Feuerwehr Kaimling holt in Leuchtenberg Patenschaft fürs 150-jährige Fest

Feuerwehr Kaimling holt in Leuchtenberg Patenschaft fürs 150-jährige Fest
Um Paten zu bekommen, bedarf es besonderer Werbung, und die vollbrachte die Freiwillige Feuerwehr (FFW) Kaimling in Leuchtenberg. Sie war mit ihren Mitgliedern – allen voran die Festdamen mit Festbraut Johanna – bei der Leuchtenberger Feuerwehr angerückt. Auf Knien baten die Kaimlinger, dass die Leuchtenberger bei ihrem 150-jährigen Fest, das sie vom 5. bis 6. September feiern, die Patenschaft übernehmen. Mit einem ausführlichen Gstanzl, vorgetragen von FFW-Vorstand Josef Hirmer und unterstützt vom Schmucker Kari auf seiner Steirischen, bat er darum.

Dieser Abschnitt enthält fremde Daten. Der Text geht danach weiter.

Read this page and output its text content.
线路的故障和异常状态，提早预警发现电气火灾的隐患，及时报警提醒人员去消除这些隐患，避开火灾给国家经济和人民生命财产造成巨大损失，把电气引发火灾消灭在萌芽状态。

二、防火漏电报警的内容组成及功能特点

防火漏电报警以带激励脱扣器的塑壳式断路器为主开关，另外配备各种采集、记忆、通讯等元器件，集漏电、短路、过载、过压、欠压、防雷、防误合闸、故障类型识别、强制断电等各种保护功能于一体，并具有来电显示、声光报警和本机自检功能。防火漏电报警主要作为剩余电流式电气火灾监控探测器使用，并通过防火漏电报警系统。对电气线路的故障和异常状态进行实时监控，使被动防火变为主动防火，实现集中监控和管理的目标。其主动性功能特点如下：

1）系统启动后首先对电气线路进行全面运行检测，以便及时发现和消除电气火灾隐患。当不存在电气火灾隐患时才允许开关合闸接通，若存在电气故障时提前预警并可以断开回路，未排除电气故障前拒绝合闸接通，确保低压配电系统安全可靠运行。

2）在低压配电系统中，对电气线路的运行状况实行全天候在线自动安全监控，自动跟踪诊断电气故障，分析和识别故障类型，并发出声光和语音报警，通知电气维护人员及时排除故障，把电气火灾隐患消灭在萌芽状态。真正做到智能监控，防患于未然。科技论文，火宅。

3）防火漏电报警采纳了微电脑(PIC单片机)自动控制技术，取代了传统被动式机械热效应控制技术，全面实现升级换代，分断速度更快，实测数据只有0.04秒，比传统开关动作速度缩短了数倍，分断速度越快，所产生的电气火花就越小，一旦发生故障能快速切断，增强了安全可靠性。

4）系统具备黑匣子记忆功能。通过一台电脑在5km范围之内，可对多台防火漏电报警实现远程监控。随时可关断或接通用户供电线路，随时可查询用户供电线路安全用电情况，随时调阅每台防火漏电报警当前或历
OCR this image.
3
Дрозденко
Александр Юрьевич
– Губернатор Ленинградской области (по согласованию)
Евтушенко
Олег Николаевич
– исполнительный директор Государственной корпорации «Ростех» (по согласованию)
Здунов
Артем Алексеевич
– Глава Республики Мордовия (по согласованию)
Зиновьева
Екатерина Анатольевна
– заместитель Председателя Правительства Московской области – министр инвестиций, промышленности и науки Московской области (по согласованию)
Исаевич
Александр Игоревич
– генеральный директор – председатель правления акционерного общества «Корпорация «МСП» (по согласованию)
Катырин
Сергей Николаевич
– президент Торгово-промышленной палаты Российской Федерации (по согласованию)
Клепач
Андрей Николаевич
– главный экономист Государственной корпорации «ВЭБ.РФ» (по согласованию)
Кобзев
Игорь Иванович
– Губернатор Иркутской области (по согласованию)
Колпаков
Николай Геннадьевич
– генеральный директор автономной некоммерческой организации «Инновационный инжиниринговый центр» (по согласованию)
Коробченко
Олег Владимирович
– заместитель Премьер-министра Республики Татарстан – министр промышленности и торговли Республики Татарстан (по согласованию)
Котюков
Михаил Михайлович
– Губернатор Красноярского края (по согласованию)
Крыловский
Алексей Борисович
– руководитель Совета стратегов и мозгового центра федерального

Gstanzl und Kniefall beim Patenbitten
„Grüß Gott, liebe Leuchtenberger Feierwehrleit, wir hom an eich a große Bitt. Was is denn scho a Fest, wenn nun da Patenverein fehlt? Gai machst doch unseren Patenverein, des dad uns gor gfrein.“ Mit Hirmer hatten sich auch der Kommandant Johannes Eiberweiser sowie die Festbraut geopfert und knieend beim langen Bitt-Gstanzl-Gesang ausgehalten.
Aufgaben für die Patenschaftsanwärter
Die Vorsitzende Nicole Scharff und Kommandant Manuel Tschierschke hörten mit der gesamten Mann- und Frauschaft, Festbraut Laura und den Festdamen aufmerksam dem Bittgesang zu. Vizekommandant Gerd Scharff meinte nach der gesanglichen Bitte: „Es war schon nicht schlecht, aber wir sind noch nicht zufrieden. Ihr müsst schon noch einige Aufgaben erfüllen.“ Die Festbraut der Leuchtenberger hatte einiges vorbereitet, was die Kaimlinger noch zu erfüllen hatten.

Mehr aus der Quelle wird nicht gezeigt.